Is Straying From the Books Good for ‘Game of Thrones’?
In just a few short years, Game of Thrones has turned itself into HBO’s most-watched show, building an audience of rabid fans, split down the middle between those who read the novels the show is based on, and the people who haven’t. For the readers, it’s a demographic that’s hyper-aware of every discrepancy between the show and the book, noting every detail, however small or large. But for the non-readers, everything is a first-time affair, from the events of the Red Wedding to the conclusion of the latest season.
For the most part in its first four seasons, the show has largely remained true to its source material, save for a few small changes here and there to account for the different medium.
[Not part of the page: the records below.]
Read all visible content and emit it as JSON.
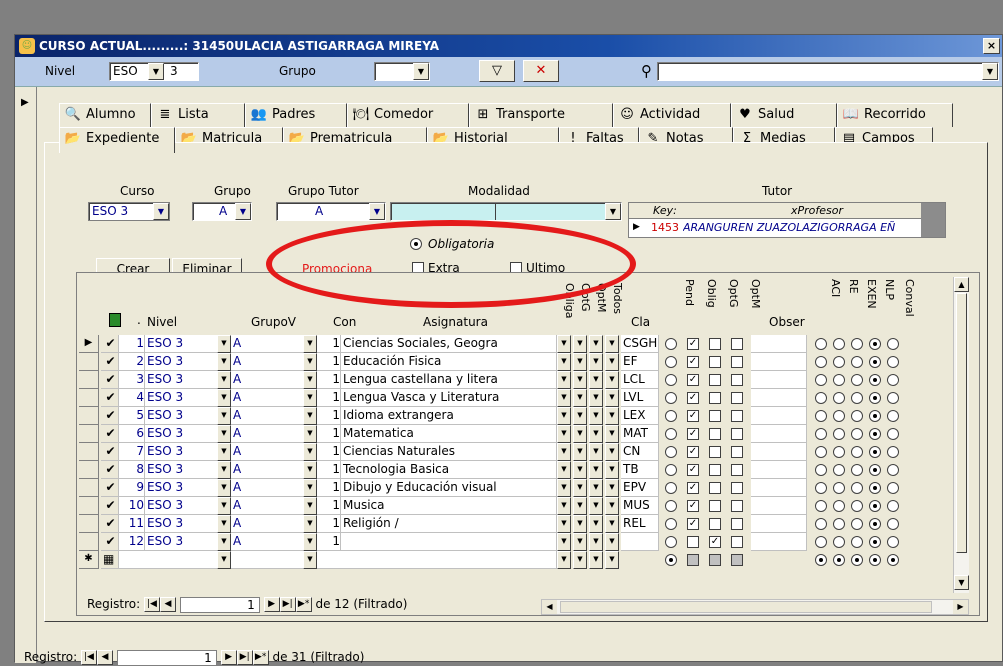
{
  "window": {
    "title": "CURSO ACTUAL.........: 31450ULACIA ASTIGARRAGA MIREYA",
    "close": "×"
  },
  "filter": {
    "nivel_label": "Nivel",
    "nivel_value": "ESO",
    "num_value": "3",
    "grupo_label": "Grupo",
    "grupo_value": "",
    "search_value": ""
  },
  "tabs_row1": [
    {
      "label": "Alumno",
      "icon": "search-icon",
      "glyph": "🔍"
    },
    {
      "label": "Lista",
      "icon": "list-icon",
      "glyph": "≣"
    },
    {
      "label": "Padres",
      "icon": "parents-icon",
      "glyph": "👥"
    },
    {
      "label": "Comedor",
      "icon": "cafeteria-icon",
      "glyph": "🍽"
    },
    {
      "label": "Transporte",
      "icon": "transport-icon",
      "glyph": "⊞"
    },
    {
      "label": "Actividad",
      "icon": "activity-icon",
      "glyph": "☺"
    },
    {
      "label": "Salud",
      "icon": "heart-icon",
      "glyph": "♥"
    },
    {
      "label": "Recorrido",
      "icon": "book-icon",
      "glyph": "📖"
    }
  ],
  "tabs_row2": [
    {
      "label": "Expediente",
      "icon": "folder-icon",
      "glyph": "📂"
    },
    {
      "label": "Matricula",
      "icon": "folder-icon",
      "glyph": "📂"
    },
    {
      "label": "Prematricula",
      "icon": "folder-icon",
      "glyph": "📂"
    },
    {
      "label": "Historial",
      "icon": "folder-icon",
      "glyph": "📂"
    },
    {
      "label": "Faltas",
      "icon": "exclamation-icon",
      "glyph": "!"
    },
    {
      "label": "Notas",
      "icon": "notes-icon",
      "glyph": "✎"
    },
    {
      "label": "Medias",
      "icon": "sigma-icon",
      "glyph": "Σ"
    },
    {
      "label": "Campos",
      "icon": "fields-icon",
      "glyph": "▤"
    }
  ],
  "header": {
    "curso_label": "Curso",
    "grupo_label": "Grupo",
    "grupo_tutor_label": "Grupo Tutor",
    "modalidad_label": "Modalidad",
    "tutor_label": "Tutor",
    "curso_value": "ESO 3",
    "grupo_value": "A",
    "grupo_tutor_value": "A",
    "key_label": "Key:",
    "xprofesor_label": "xProfesor",
    "tutor_key": "1453",
    "tutor_name": "ARANGUREN ZUAZOLAZIGORRAGA EÑ"
  },
  "actions": {
    "crear": "Crear",
    "eliminar": "Eliminar"
  },
  "promo": {
    "label": "Promociona",
    "obligatoria": "Obligatoria",
    "extra": "Extra",
    "ultimo": "Ultimo"
  },
  "columns": {
    "dot": ".",
    "nivel": "Nivel",
    "grupov": "GrupoV",
    "con": "Con",
    "asignatura": "Asignatura",
    "obliga": "Obliga",
    "optg": "OptG",
    "optm": "OptM",
    "todos": "Todos",
    "cla": "Cla",
    "pend": "Pend",
    "oblig": "Oblig",
    "optg2": "OptG",
    "optm2": "OptM",
    "obser": "Obser",
    "aci": "ACI",
    "re": "RE",
    "exen": "EXEN",
    "nlp": "NLP",
    "conval": "Conval"
  },
  "rows": [
    {
      "n": "1",
      "nivel": "ESO 3",
      "g": "A",
      "c": "1",
      "asig": "Ciencias Sociales, Geogra",
      "cla": "CSGH",
      "pend": false,
      "oblig": true,
      "optg": false,
      "optm": false,
      "nlp": true
    },
    {
      "n": "2",
      "nivel": "ESO 3",
      "g": "A",
      "c": "1",
      "asig": "Educación Fisica",
      "cla": "EF",
      "pend": false,
      "oblig": true,
      "optg": false,
      "optm": false,
      "nlp": true
    },
    {
      "n": "3",
      "nivel": "ESO 3",
      "g": "A",
      "c": "1",
      "asig": "Lengua castellana y litera",
      "cla": "LCL",
      "pend": false,
      "oblig": true,
      "optg": false,
      "optm": false,
      "nlp": true
    },
    {
      "n": "4",
      "nivel": "ESO 3",
      "g": "A",
      "c": "1",
      "asig": "Lengua Vasca y Literatura",
      "cla": "LVL",
      "pend": false,
      "oblig": true,
      "optg": false,
      "optm": false,
      "nlp": true
    },
    {
      "n": "5",
      "nivel": "ESO 3",
      "g": "A",
      "c": "1",
      "asig": "Idioma extrangera",
      "cla": "LEX",
      "pend": false,
      "oblig": true,
      "optg": false,
      "optm": false,
      "nlp": true
    },
    {
      "n": "6",
      "nivel": "ESO 3",
      "g": "A",
      "c": "1",
      "asig": "Matematica",
      "cla": "MAT",
      "pend": false,
      "oblig": true,
      "optg": false,
      "optm": false,
      "nlp": true
    },
    {
      "n": "7",
      "nivel": "ESO 3",
      "g": "A",
      "c": "1",
      "asig": "Ciencias Naturales",
      "cla": "CN",
      "pend": false,
      "oblig": true,
      "optg": false,
      "optm": false,
      "nlp": true
    },
    {
      "n": "8",
      "nivel": "ESO 3",
      "g": "A",
      "c": "1",
      "asig": "Tecnologia Basica",
      "cla": "TB",
      "pend": false,
      "oblig": true,
      "optg": false,
      "optm": false,
      "nlp": true
    },
    {
      "n": "9",
      "nivel": "ESO 3",
      "g": "A",
      "c": "1",
      "asig": "Dibujo y Educación visual",
      "cla": "EPV",
      "pend": false,
      "oblig": true,
      "optg": false,
      "optm": false,
      "nlp": true
    },
    {
      "n": "10",
      "nivel": "ESO 3",
      "g": "A",
      "c": "1",
      "asig": "Musica",
      "cla": "MUS",
      "pend": false,
      "oblig": true,
      "optg": false,
      "optm": false,
      "nlp": true
    },
    {
      "n": "11",
      "nivel": "ESO 3",
      "g": "A",
      "c": "1",
      "asig": "Religión /",
      "cla": "REL",
      "pend": false,
      "oblig": true,
      "optg": false,
      "optm": false,
      "nlp": true
    },
    {
      "n": "12",
      "nivel": "ESO 3",
      "g": "A",
      "c": "1",
      "asig": "",
      "cla": "",
      "pend": false,
      "oblig": false,
      "optg": true,
      "optm": false,
      "nlp": true
    }
  ],
  "subnav": {
    "label": "Registro:",
    "current": "1",
    "total": "de 12 (Filtrado)"
  },
  "mainnav": {
    "label": "Registro:",
    "current": "1",
    "total": "de 31 (Filtrado)"
  },
  "colors": {
    "accent": "#e41a1a",
    "title": "#0a246a",
    "filterbar": "#b7cbe8",
    "modalidad_fill": "#c8f0f0"
  }
}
But recently, reports have flooded in about Season 5 taking a huge left turn from the books in a number of ways. These have been confirmed in both photos from the set and in the new 2-minute trailer, showing us a Game of Thrones that may very well be separating itself from the books in some huge ways moving forward.
Before diving into these changes though, it’s important to understand the reasoning behind doing so. Firstly, George R.R. Martin is nothing if not slow when it comes to his writing. There’s currently no set release date for Book 6, The Winds of Winter, leaving showrunners David Benioff and Dan Weiss to face the very real possibility that the series will end up getting ahead of the novels. Book 3 was already divided between Seasons 3 and 4 to buy some time, but doing the same for Books 4 and 5 may prove to be difficult given the way they were written.
This brings us to our next big issue: Books 4 and 5 themselves. Both were written as parallel timelines, focusing on different characters and events taking place in the same period of time. Having the series do the same could make for some awkward TV storytelling, giving audiences the impression of the show spinning its wheels for two years rather than moving forward. More than likely HBO will opt to follow a more linear story structure, combining elements of both books into Seasons 5 and 6.
So what will we end up seeing as the major differences this season? Early photos back in January reported by Comic Book Movies revealed one key change, showing Tyrion sitting alongside Daenerys, something that in the books still hasn’t happened yet. It could make for an interesting dynamic, with the Lannister fugitive now allied with the exiled Queen. Additionally, the trailer featured a voiceover from the Khaleesi herself that used some strong language hinting at an invasion of Westeros, something that would take the show in an entirely separate direction.
We’ll know for sure beginning with the premiere on April 12, but so far it looks like HBO’s Game of Thrones may begin its march toward becoming its own creative entity, far exceeding the scope of novels that tend to drag plotwise (seriously, winter is still coming). An accelerated, more proactive story may very well serve the series well, forever striking a divide between the show and the novels.